Она худая, как щепка. У нее не хватает двух зубов, а плечо украшает грубокий шрам — пустынник едва не убил, но она притворилась мертвой, и он занялся чем-то другим.

Фаруллаху приходится все это выслушивать, когда Тиль приносит ему найденное на продажу. Она всегда трещит без умолку.

На миг старика посещает мысль отступить обратно в арку, но это бы означало нарушение порядка. Лавке положено быть открытой.

— Итак, что у нас сегодня, маленькая госпожа?

Фаруллах выходит на солнце.

Тиль оживает. Тиль скачет как обезьянка, которую однажды провозили в клетке то ли в подарок Великому Хорнорою, то ли в Кенцаринский зверинец. Тиль не может закрыть рот.

— А почему у вас заперто? У вас замок, вы видели? Это вы его повесили, дедушка Файрулла? А зачем? Вы куда-то ходили?

Она произносит его имя на восточный манер.

— Заперто, — объясняет Фаруллах, доставая кольцо с ключами, — потому что у меня были дела. А какие дела — тебе знать нечего.

— У меня тоже сегодня были дела, — говорит Тиль, перескакивая со ступеньки на ступеньку.

— Неужели?

Под звон колокольчика лавочник проходит в лавку, наступая на собственную тень.

— Я сегодня ходила к северным воротам, где ядрами обвалили стену… Там, конечно, десять раз все уже вынесли…

— Прикрой дверь, будь добра, — просит Фаруллах.

— Ага.

Солнечный свет обрывается, и старик подворачивает ламповый фитиль. Тиль подскакивает к прилавку.

— Всякие люди там ходили… — она роется в складках своего платья. — Вроде и глазастые, а вот что пропустили…

Она выкладывает на обозрение старику маленькую грязную накидку, в которую когда-то, видимо, укутывали младенцев.

— Не интересует, — говорит Фаруллах.

От вещи слабо пахнет детским плачем.

— Как? Совсем?

Грязное личико Тиль огорченно куксится. Лавочник поднимает накидку к лампе и вертит ее на свету. Петельки, немного бархата, слева дыра.

— Хорошо, — говорит он, — хрофтинг. Один.

Вещь исчезает под прилавком, а на светлом дереве появляется мелкая медная монетка. Не совсем круглая и с зазубринами.

— Вы очень добры, дедушка Файрулла, — кланяется девочка, зажимая хрофтинг в кулачке.

— Брысь!

Фаруллах растопыривает пальцы.

— Уже!

Дверь хлопает, Тиль исчезает, лавочник морщит щеку.

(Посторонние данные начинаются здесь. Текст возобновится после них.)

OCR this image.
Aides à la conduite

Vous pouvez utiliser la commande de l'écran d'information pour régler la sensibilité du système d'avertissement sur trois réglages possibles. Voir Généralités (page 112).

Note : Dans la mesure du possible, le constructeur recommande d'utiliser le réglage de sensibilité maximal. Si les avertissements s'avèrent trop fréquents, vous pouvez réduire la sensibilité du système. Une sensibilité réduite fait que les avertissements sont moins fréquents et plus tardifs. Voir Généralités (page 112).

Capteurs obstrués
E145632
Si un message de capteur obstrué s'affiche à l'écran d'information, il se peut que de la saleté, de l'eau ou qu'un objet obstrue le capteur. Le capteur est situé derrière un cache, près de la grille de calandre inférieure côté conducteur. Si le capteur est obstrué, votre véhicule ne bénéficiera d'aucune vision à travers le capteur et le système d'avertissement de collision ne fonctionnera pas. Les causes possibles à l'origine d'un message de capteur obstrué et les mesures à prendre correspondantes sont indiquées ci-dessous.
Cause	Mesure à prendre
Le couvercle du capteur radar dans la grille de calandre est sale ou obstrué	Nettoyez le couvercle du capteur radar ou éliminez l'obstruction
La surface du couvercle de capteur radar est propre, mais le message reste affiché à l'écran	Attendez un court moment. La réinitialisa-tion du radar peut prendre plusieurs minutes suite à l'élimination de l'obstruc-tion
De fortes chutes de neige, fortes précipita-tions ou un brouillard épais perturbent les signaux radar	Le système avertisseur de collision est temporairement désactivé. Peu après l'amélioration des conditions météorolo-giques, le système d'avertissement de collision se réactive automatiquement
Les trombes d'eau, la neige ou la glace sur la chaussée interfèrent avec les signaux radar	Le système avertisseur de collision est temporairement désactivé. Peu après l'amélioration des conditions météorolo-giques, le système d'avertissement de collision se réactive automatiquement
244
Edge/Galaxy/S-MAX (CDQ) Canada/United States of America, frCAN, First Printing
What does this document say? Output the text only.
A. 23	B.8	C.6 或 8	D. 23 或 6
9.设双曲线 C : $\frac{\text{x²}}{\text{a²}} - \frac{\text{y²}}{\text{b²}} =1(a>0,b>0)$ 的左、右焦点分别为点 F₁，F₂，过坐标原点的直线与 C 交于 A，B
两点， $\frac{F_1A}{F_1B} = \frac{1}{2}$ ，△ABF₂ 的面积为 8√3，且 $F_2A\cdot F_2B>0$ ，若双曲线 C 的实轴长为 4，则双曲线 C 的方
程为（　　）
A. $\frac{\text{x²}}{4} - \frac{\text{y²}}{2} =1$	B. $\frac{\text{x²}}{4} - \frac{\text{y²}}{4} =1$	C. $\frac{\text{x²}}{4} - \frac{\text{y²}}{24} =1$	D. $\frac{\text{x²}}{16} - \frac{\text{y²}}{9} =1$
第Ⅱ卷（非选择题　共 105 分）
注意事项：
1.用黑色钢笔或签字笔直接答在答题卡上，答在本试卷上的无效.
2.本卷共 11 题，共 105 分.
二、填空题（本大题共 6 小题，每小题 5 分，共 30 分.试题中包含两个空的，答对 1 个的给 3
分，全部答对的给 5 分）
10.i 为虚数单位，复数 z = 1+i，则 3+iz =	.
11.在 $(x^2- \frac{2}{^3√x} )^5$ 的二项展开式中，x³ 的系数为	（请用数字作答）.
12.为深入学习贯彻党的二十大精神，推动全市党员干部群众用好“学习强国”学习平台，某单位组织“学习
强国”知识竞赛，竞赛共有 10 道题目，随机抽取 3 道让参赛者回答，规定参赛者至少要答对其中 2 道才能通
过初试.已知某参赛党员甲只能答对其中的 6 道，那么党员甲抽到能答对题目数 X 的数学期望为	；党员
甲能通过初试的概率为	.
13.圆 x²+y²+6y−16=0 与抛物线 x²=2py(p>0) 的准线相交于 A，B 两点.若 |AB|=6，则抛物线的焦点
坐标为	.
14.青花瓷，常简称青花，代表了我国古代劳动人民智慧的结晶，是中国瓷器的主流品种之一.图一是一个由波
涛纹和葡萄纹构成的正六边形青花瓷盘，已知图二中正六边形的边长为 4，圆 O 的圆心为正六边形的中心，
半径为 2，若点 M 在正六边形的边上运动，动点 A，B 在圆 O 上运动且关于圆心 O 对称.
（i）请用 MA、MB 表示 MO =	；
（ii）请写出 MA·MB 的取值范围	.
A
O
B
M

— Бездельники, — шепчет он, натирая прилавок тряпочкой. — Ходят, предлагают ерунду, побираются, выпрашивают. Живучий народ. А я им не султан, не гогон-хан и не Великий Хорнорой. Не должен и не обязан. У меня у самого — долги.

Фаруллах хмурится.

Город Тимурин последовательно пережил три завоевания. Хотя, наверное, правильнее было бы сказать: не пережил и одного. Сначала войско Пелопа Стальной Руки взяло его приступом, затем Герик Сегмин с десятитысячной армией наемников и пушками отбил город, разрушив большую его половину. А вольные мечники уже довершили дело.

Никто из них, конечно, не тронул площадь с лавкой, но остальные дома познали и кровь, и огонь, и удары каменных ядер.

Людей в Тимурине осталось совсем мало, поля и сады были разорены, каналы засыпаны, дикие собаки носились стаями и жрали трупы.

Нельзя было сказать, что Фаруллаха это огорчало. Он жил слишком долго. Великое колесо времени перемалывало песок, камень, черепа и кости, возвышение следовало за упадком, лето за весной, осень — за летом, семена превращались в плоды, прекращались одни жизни и начинались другие.

Ничего нового.

Тимурин и тот раньше носил славное имя Терман-Дарина и был куда как величественнее. О, годы, годы…

Фаруллах отряхивает задумчивость, будто пыль с сандалий.

Что это он расчувствовался? У него же сегодня замечательный день! Перчатка, обруч и горшок! Перчатку и обруч он, пожалуй, сразу отдаст Гассанхару. А вот над горшком еще поработает. Вещь может получиться славная.

Он собирается выйти в пристройку через заднюю дверь, скрытую в глубине лавки, но лицо его улавливает легкое дуновение воздуха. Колокольчик не звенит, и это значит только одно — зря он думал о том, кому должен.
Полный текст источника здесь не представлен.